The Alzheimer's Genome

The progression of Alzheimer's disease varies considerably between patients. Is this a matter of random chance in the complex dysfunction of a complex system, or should researchers be looking more closely at genetic and epigenetic differences between patients as a contributing cause of this variability? Researchers here argue for this conclusion based on what is presently known of the heritability of Alzheimer's disease risk and specific genetic variants that are correlated with Alzheimer's disease risk.

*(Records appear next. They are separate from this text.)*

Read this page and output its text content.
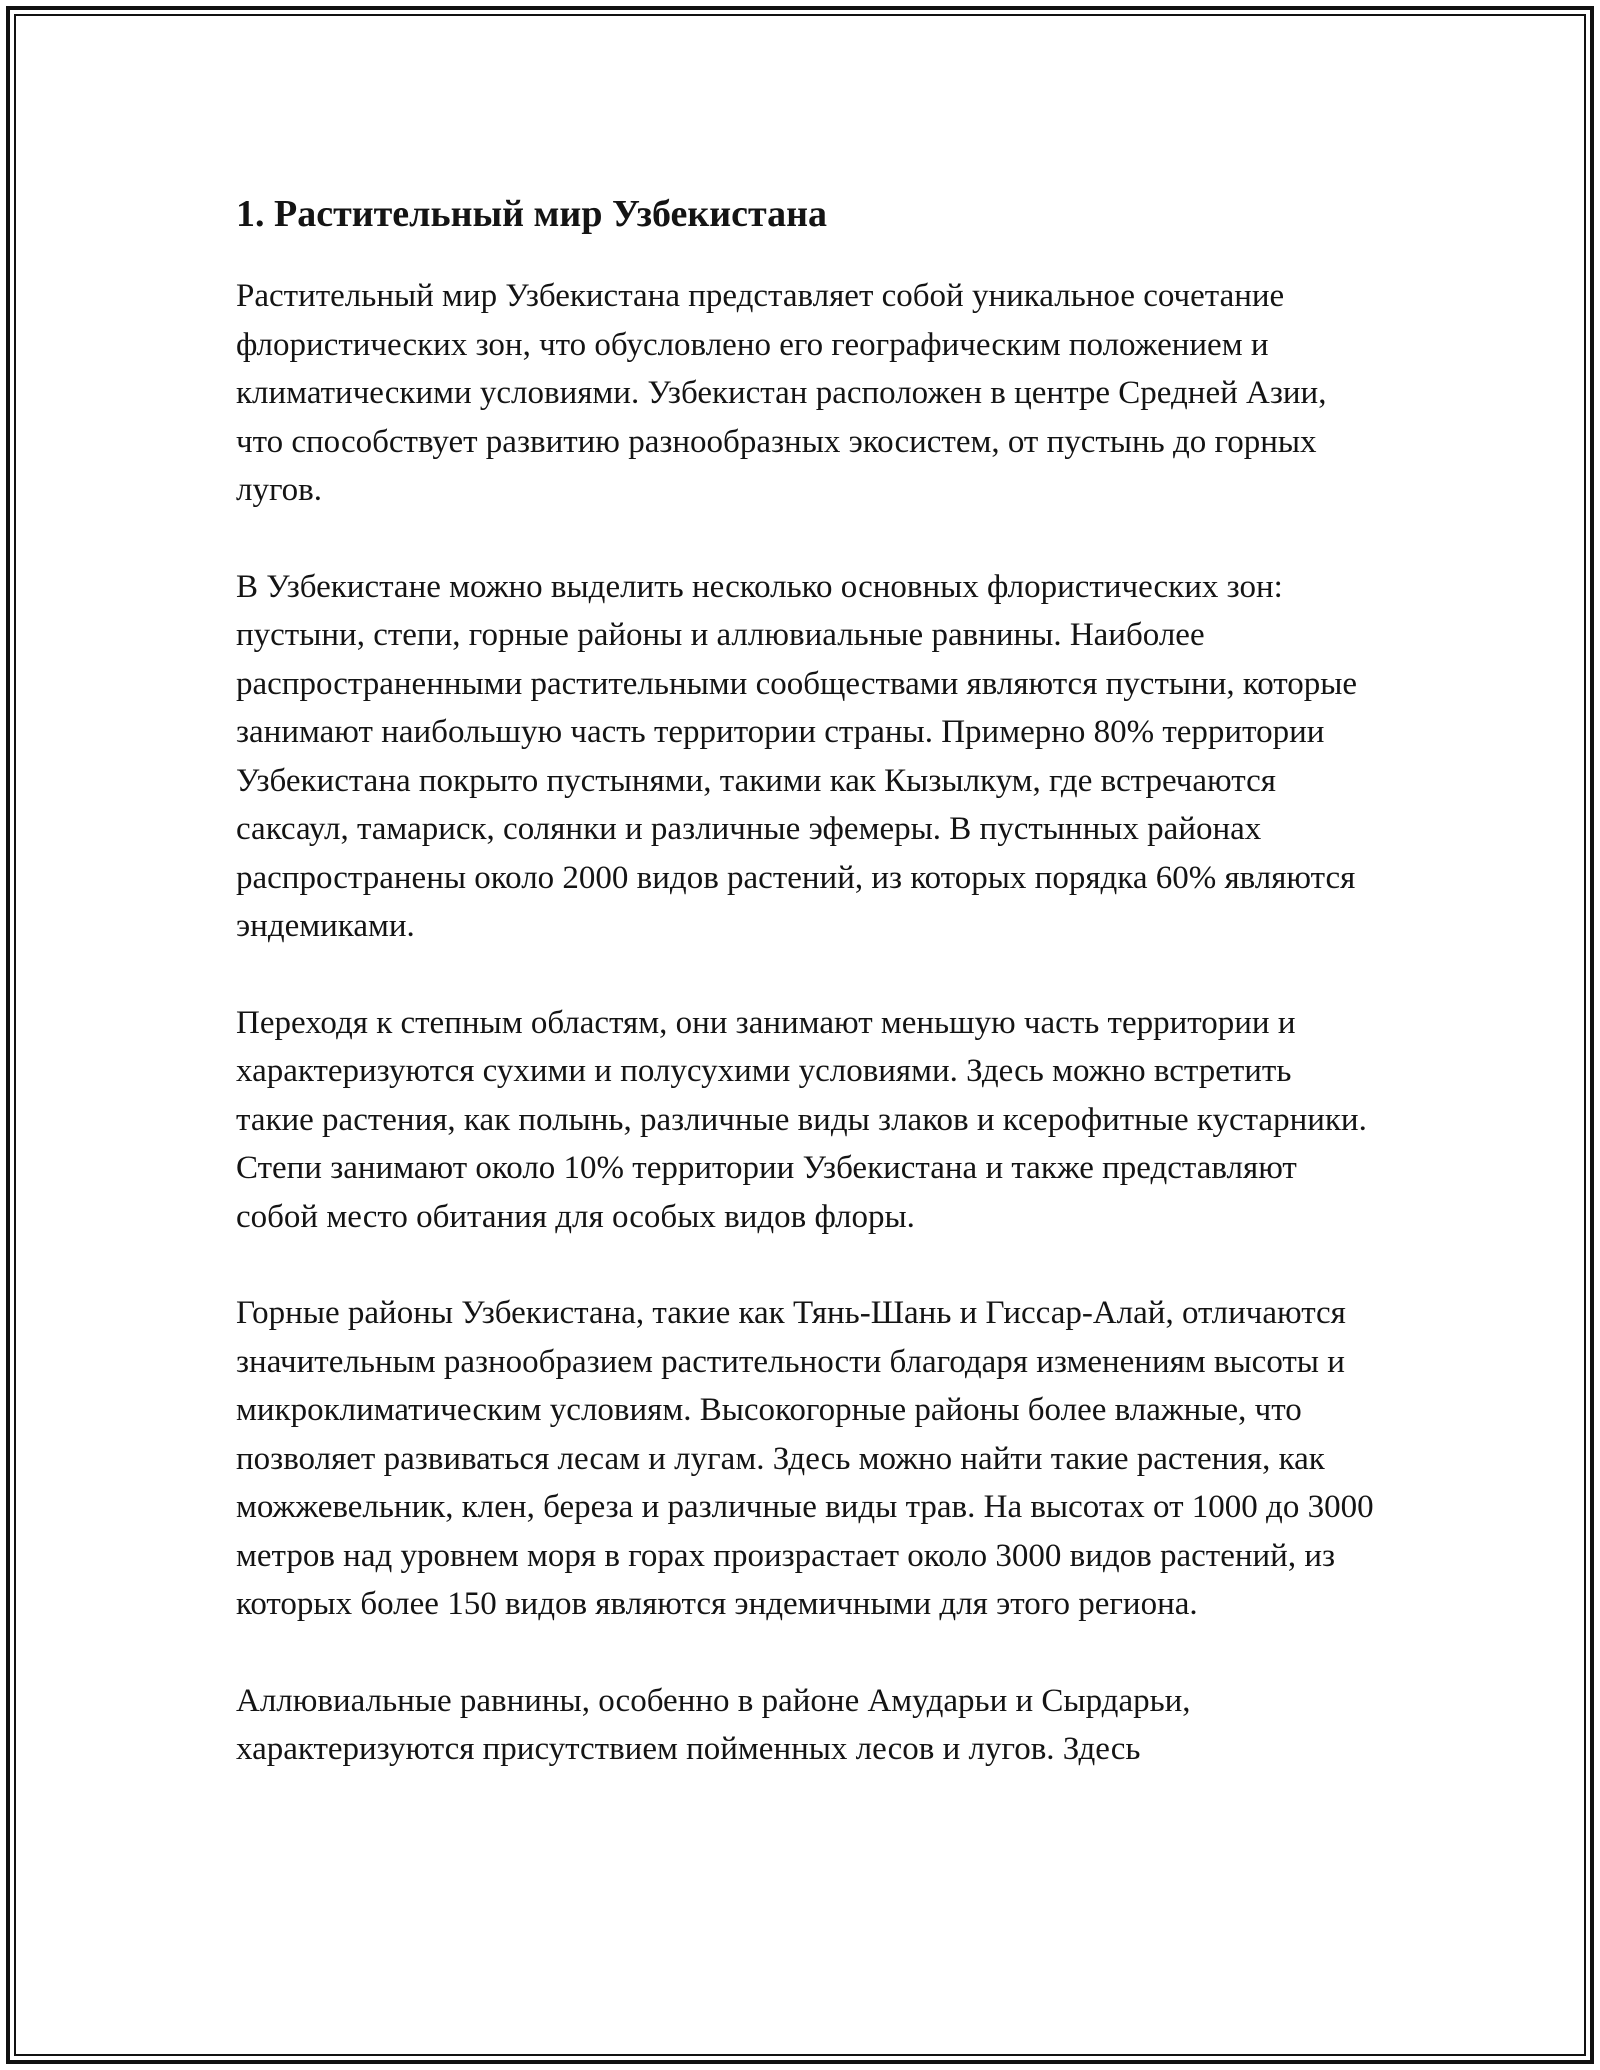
1. Растительный мир Узбекистана

Растительный мир Узбекистана представляет собой уникальное сочетание флористических зон, что обусловлено его географическим положением и климатическими условиями. Узбекистан расположен в центре Средней Азии, что способствует развитию разнообразных экосистем, от пустынь до горных лугов.

В Узбекистане можно выделить несколько основных флористических зон: пустыни, степи, горные районы и аллювиальные равнины. Наиболее распространенными растительными сообществами являются пустыни, которые занимают наибольшую часть территории страны. Примерно 80% территории Узбекистана покрыто пустынями, такими как Кызылкум, где встречаются саксаул, тамариск, солянки и различные эфемеры. В пустынных районах распространены около 2000 видов растений, из которых порядка 60% являются эндемиками.

Переходя к степным областям, они занимают меньшую часть территории и характеризуются сухими и полусухими условиями. Здесь можно встретить такие растения, как полынь, различные виды злаков и ксерофитные кустарники. Степи занимают около 10% территории Узбекистана и также представляют собой место обитания для особых видов флоры.

Горные районы Узбекистана, такие как Тянь-Шань и Гиссар-Алай, отличаются значительным разнообразием растительности благодаря изменениям высоты и микроклиматическим условиям. Высокогорные районы более влажные, что позволяет развиваться лесам и лугам. Здесь можно найти такие растения, как можжевельник, клен, береза и различные виды трав. На высотах от 1000 до 3000 метров над уровнем моря в горах произрастает около 3000 видов растений, из которых более 150 видов являются эндемичными для этого региона.

Аллювиальные равнины, особенно в районе Амударьи и Сырдарьи, характеризуются присутствием пойменных лесов и лугов. Здесь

Alzheimer's disease (AD) has traditionally been considered first and foremost a neurodegenerative condition. This neuron-centric view of AD is not wholly unjustified, as synapse and neuronal loss are cornerstone features of the worsening cognitive outcomes associated with disease progression.In addition, two primary histopathological hallmarks, extracellular β-amyloid deposition and intraneuronal neurofibrillary tangles of hyperphosphorylated tau protein, have informed much of the research on AD pathogenesis and are still fundamental scoring criteria of present molecular attempts to stage disease trajectory. However, we now know that the disease is more multifaceted than this, comprising different cell types, inflammatory overloads, the vasculature, and uniquely vulnerable brain regions, among others. Therefore, the limited success of AD therapies, which have focused largely on mitigating β-amyloid pathology, may stem from our inability to tackle the complexity of the disease and the heterogenicity of those suffering from it.

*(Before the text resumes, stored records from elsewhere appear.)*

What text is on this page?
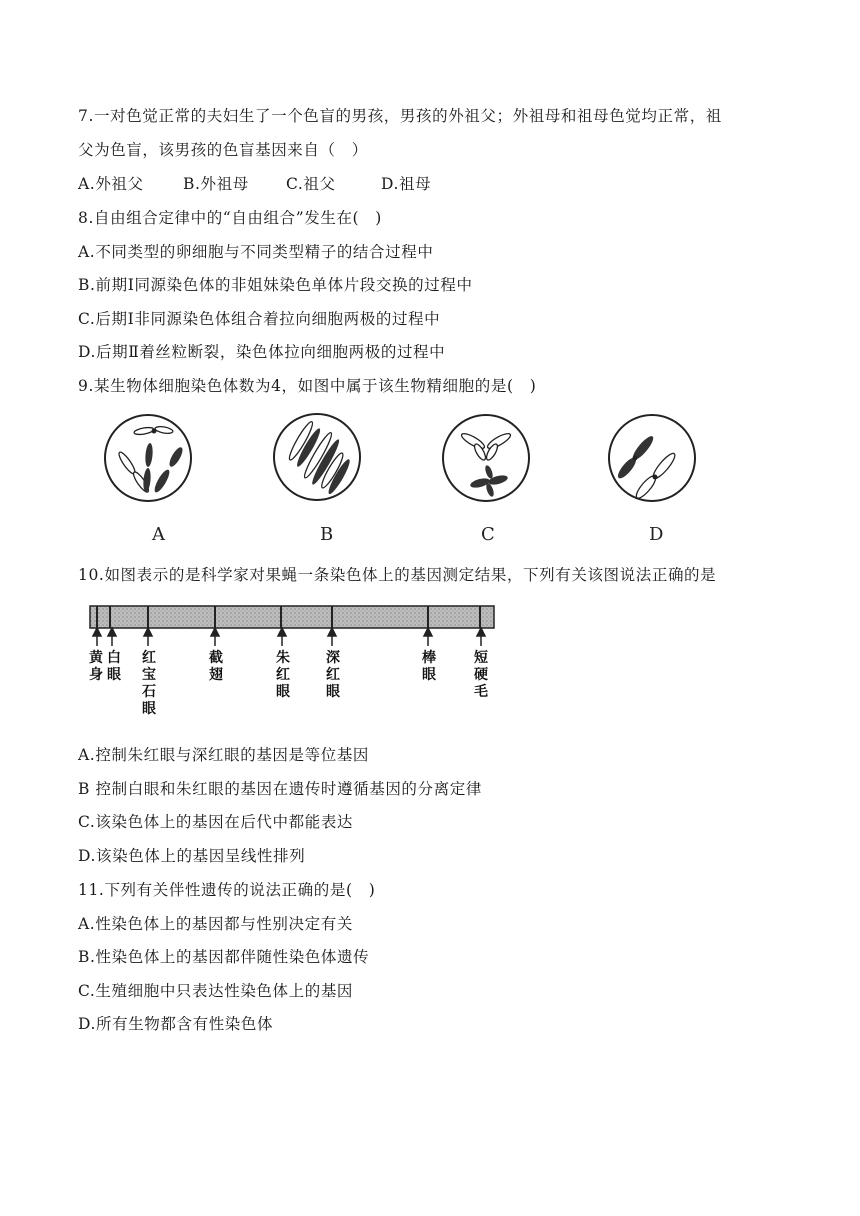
7.一对色觉正常的夫妇生了一个色盲的男孩，男孩的外祖父；外祖母和祖母色觉均正常，祖
父为色盲，该男孩的色盲基因来自（　）
A.外祖父	B.外祖母 C.祖父	D.祖母
8.自由组合定律中的“自由组合”发生在(　)
A.不同类型的卵细胞与不同类型精子的结合过程中
B.前期Ⅰ同源染色体的非姐妹染色单体片段交换的过程中
C.后期Ⅰ非同源染色体组合着拉向细胞两极的过程中
D.后期Ⅱ着丝粒断裂，染色体拉向细胞两极的过程中
9.某生物体细胞染色体数为4，如图中属于该生物精细胞的是(　)
A	B	C	D
10.如图表示的是科学家对果蝇一条染色体上的基因测定结果，下列有关该图说法正确的是
黄身
白眼
红宝石眼
截翅
朱红眼
深红眼
棒眼
短硬毛
A.控制朱红眼与深红眼的基因是等位基因
B 控制白眼和朱红眼的基因在遗传时遵循基因的分离定律
C.该染色体上的基因在后代中都能表达
D.该染色体上的基因呈线性排列
11.下列有关伴性遗传的说法正确的是(　)
A.性染色体上的基因都与性别决定有关
B.性染色体上的基因都伴随性染色体遗传
C.生殖细胞中只表达性染色体上的基因
D.所有生物都含有性染色体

The genome holds the key to many of these individual differences. Genetics account for up to 58%-79% of AD risk, and about 75 susceptibility loci have been discovered to date. For comparison, the genetic component of Parkinson's disease is about 15%. In fact, the heritability of AD is so great that parental disease history has been employed to identify AD-by-proxy cases in attempts to increase the power of genetic association studies. Still, it has not been trivial to translate these genetic links into mechanistic breakthroughs and therapeutic targets, as the resulting functional outcomes and causal genes linked to each polymorphism remain mostly unresolved.

Here, we explore how genomic research has advanced the understanding of late-onset AD. This is, for us, the first meaning of the "broken" AD genome, akin to unraveling a code. But various processes centered on our DNA become dysfunctional in AD, imparting an equally significant connotation to the term; i.e., "broken" in this context alludes to the genome as a driver of disease. We primarily highlight findings originating from human datasets, as existing disease models often fail to recapitulate the full pathological spectrum of AD. We recognize the importance of these tools and, when appropriate, reference insights obtained using them. We also identify challenges for the field and discuss strategies for amassing the wealth of genomic information now available for developing therapeutics and clinical tools.